Zero dark thirty. No enfasi

Il nostro parere

Zero Dark Thirty (2012) USA di Kathryn Bigelow

La caccia a Bin Laden attraverso lo sguardo di Maya, analista della CIA, che si trova coinvolta negli interrogatori e nella frenesia del dopo 11 settembre. Una lotta senza fine: sporca, violenta, corrotta, micidiale. Questo è il mondo di Maya per anni mentre, china al computer e chiusa in uffici, vede uomini torturati per estorcere informazioni, osserva persone morire per cogliere la minima intuizione che possa condurlo al nemico giurato dell’America. Pur nella sostanziale inanità (le scene d’azione sono davvero poche), emerge una nazione ferita, un popolo dilaniato e dedito alla vendetta senza costruire nulla. La Bigelow conduce senza enfasi, lavorando per sottrazione, lo spettatore nel mondo claustrofobico di Maya. In ogni istante c’è la forza della verità non nel senso della ricostruzione storica (semplificata per ovvie esigenze narrative), ma della rifrazione dei movimenti sotterranei del gigante americano.

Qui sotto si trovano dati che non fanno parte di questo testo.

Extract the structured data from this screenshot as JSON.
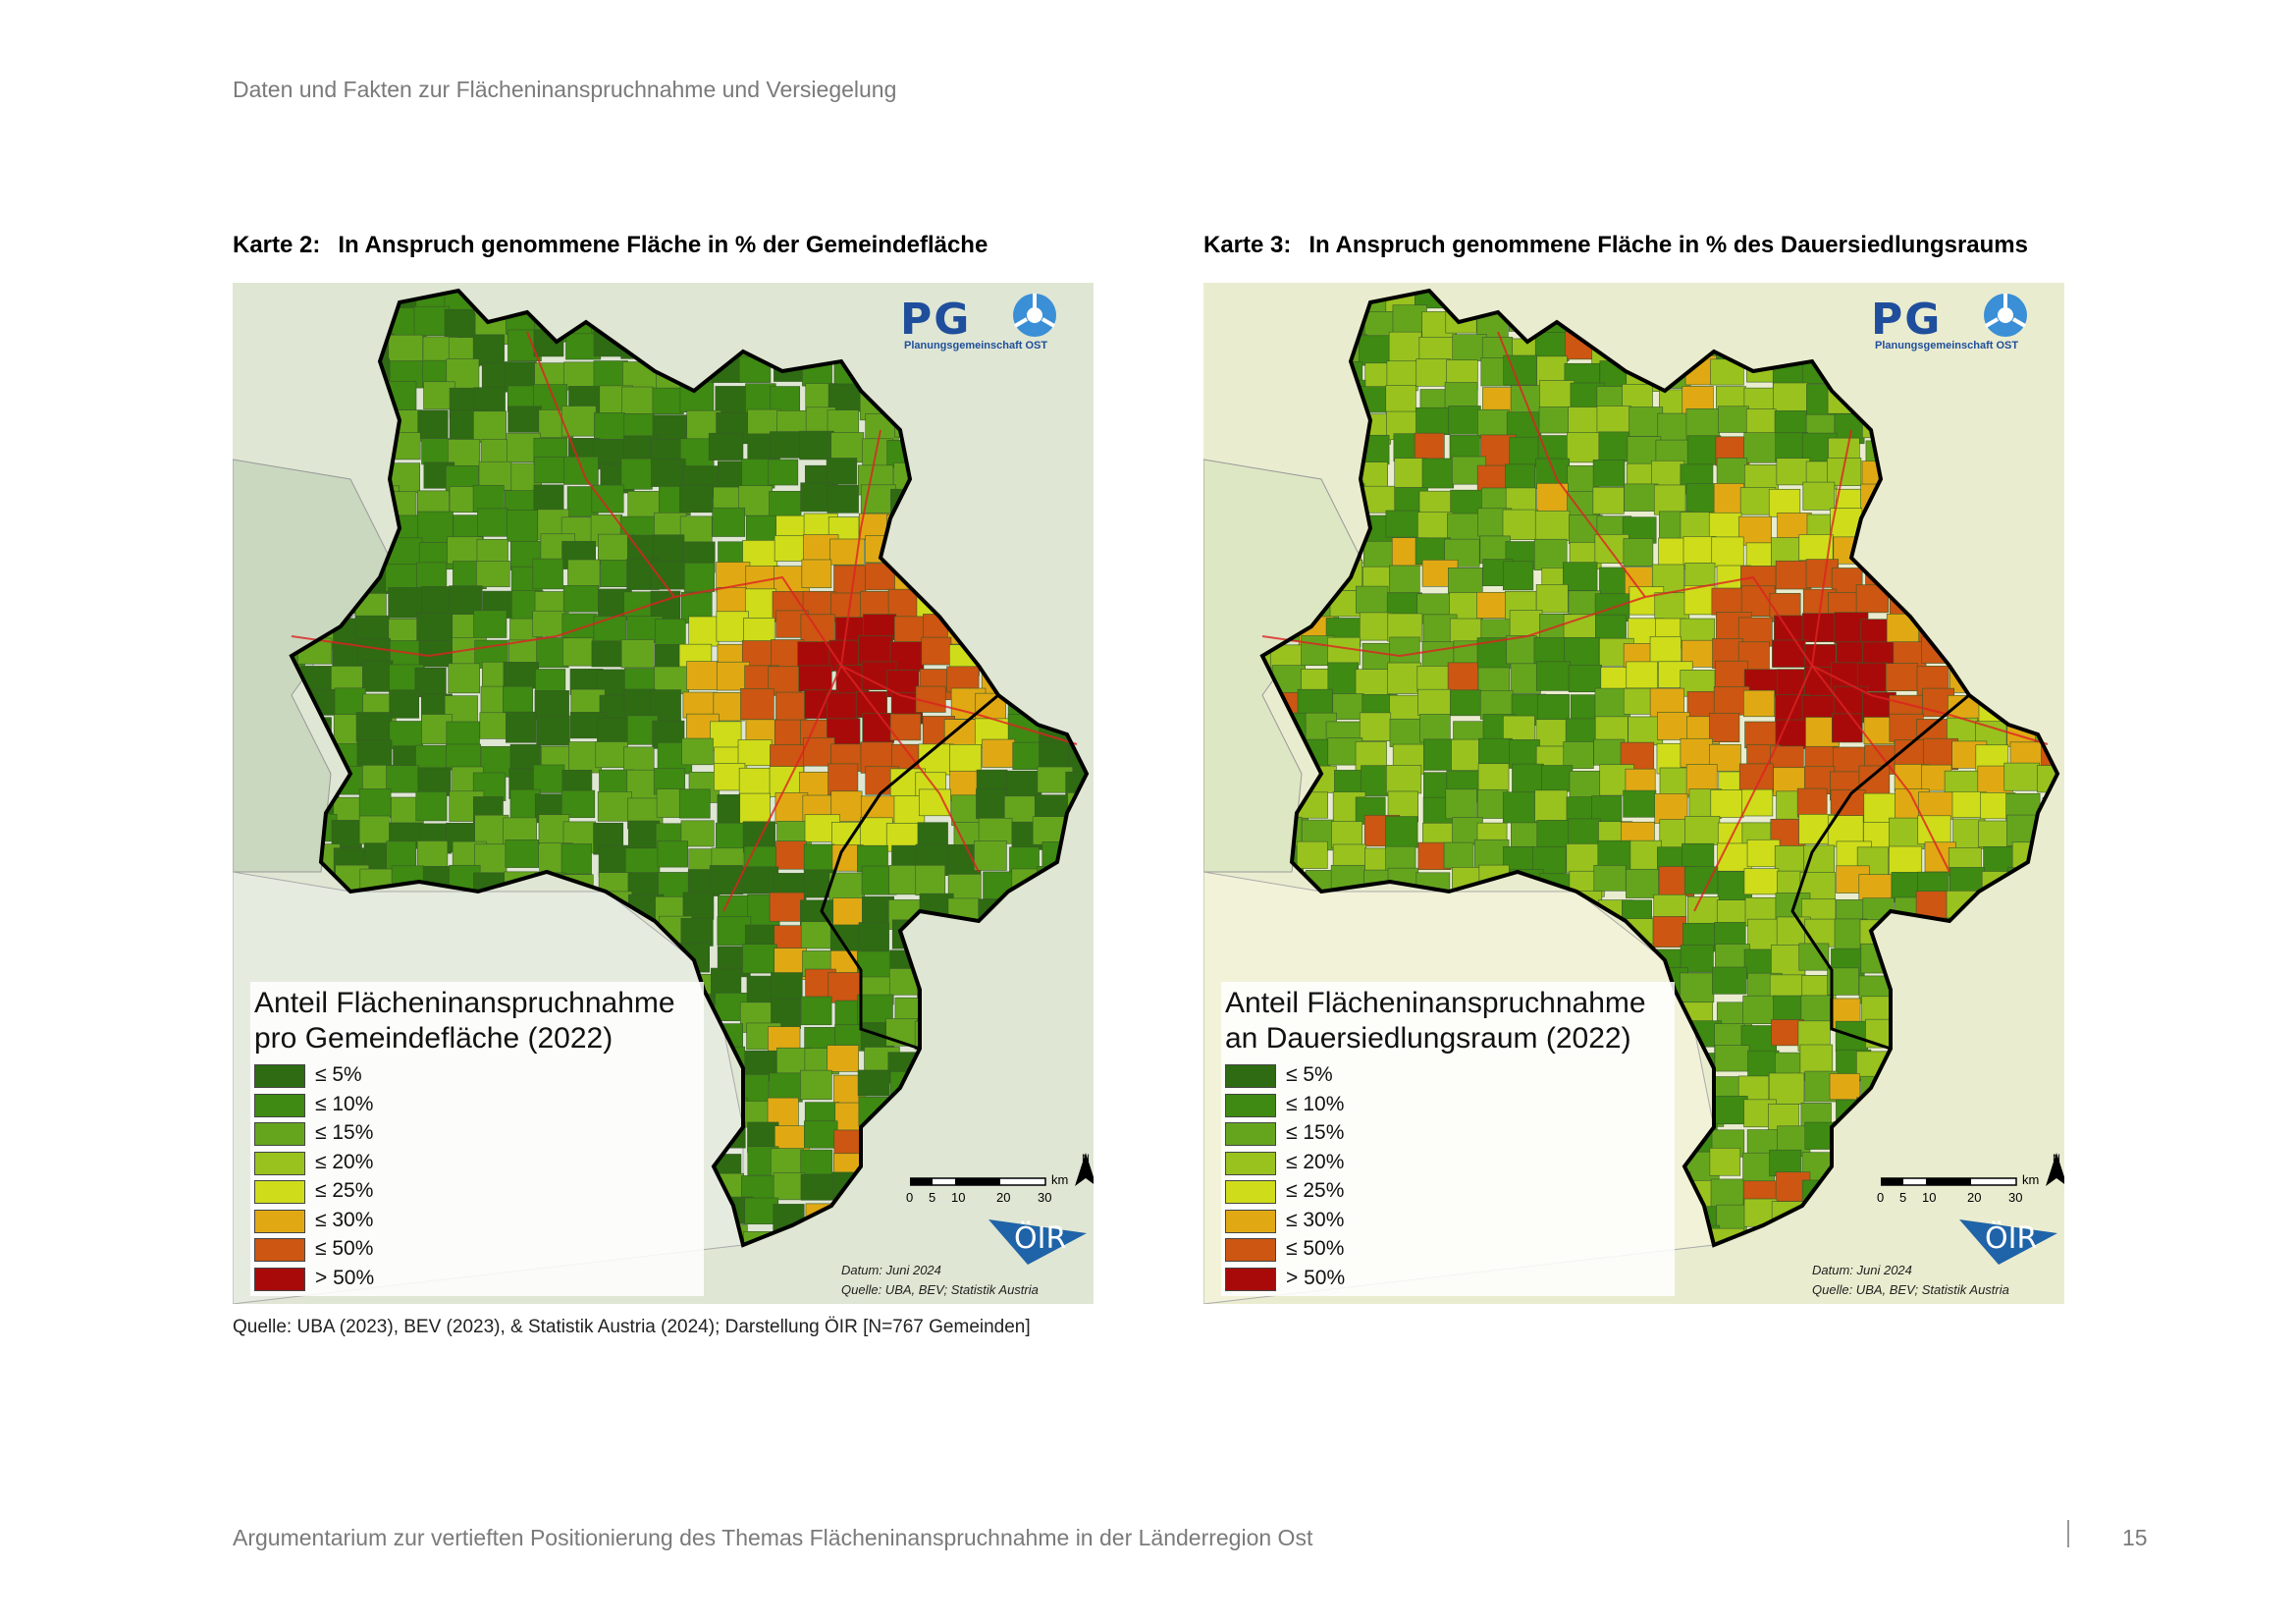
{
  "header": {
    "text": "Daten und Fakten zur Flächeninanspruchnahme und Versiegelung"
  },
  "maps": [
    {
      "number": "Karte 2:",
      "title": "In Anspruch genommene Fläche in % der Gemeindefläche",
      "legend_title": "Anteil Flächeninanspruchnahme pro Gemeindefläche (2022)",
      "date": "Datum: Juni 2024",
      "source": "Quelle: UBA, BEV; Statistik Austria"
    },
    {
      "number": "Karte 3:",
      "title": "In Anspruch genommene Fläche in % des Dauersiedlungsraums",
      "legend_title": "Anteil Flächeninanspruchnahme an Dauersiedlungsraum (2022)",
      "date": "Datum: Juni 2024",
      "source": "Quelle: UBA, BEV; Statistik Austria"
    }
  ],
  "legend_classes": [
    {
      "label": "≤ 5%",
      "color": "#2e6b12"
    },
    {
      "label": "≤ 10%",
      "color": "#3e8a12"
    },
    {
      "label": "≤ 15%",
      "color": "#65a51e"
    },
    {
      "label": "≤ 20%",
      "color": "#99c21f"
    },
    {
      "label": "≤ 25%",
      "color": "#cfdc1a"
    },
    {
      "label": "≤ 30%",
      "color": "#e0a914"
    },
    {
      "label": "≤ 50%",
      "color": "#cc5612"
    },
    {
      "label": "> 50%",
      "color": "#a80a0a"
    }
  ],
  "logos": {
    "pg": "PG",
    "pg_sub": "Planungsgemeinschaft OST",
    "oir": "ÖIR"
  },
  "scale": {
    "ticks": [
      "0",
      "5",
      "10",
      "20",
      "30"
    ],
    "unit": "km",
    "north": "N"
  },
  "source_line": "Quelle: UBA (2023), BEV (2023), & Statistik Austria (2024); Darstellung ÖIR [N=767 Gemeinden]",
  "footer": {
    "text": "Argumentarium zur vertieften Positionierung des Themas Flächeninanspruchnahme in der Länderregion Ost",
    "page": "15"
  }
}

Resta una donna sola, senza amore ma con molte ossessioni, che deve dimostrare il suo valore fino in fondo, deve chiedere considerazione in un mondo che tende a sminuirla. La sua solitudine appare in ogni momento, anche quando non riesce a godere della gioia del traguardo raggiunto. Ha vendicato l’amica, ma non ne trae soddisfazione, solo lacrime amare che non trovano consolazione poiché il suo lavoro riparte, su nuovi obiettivi umani.

Lontana da ogni spettacolarizzazione, la guerra della Bigelow è raffigurato come un thriller secco e virile, nonostante lasci intravedere (e forse questa è la sua grandezza) i movimenti carsici che determinano le emozioni, il non detto che appare devastante ed inaccettabile.

L’attacco finale alla casa di Bin Laden è grandissimo cinema. La tensione si stempera nel ridicolo per divenire infine violenza pura. Jessica Chastain è bravissima.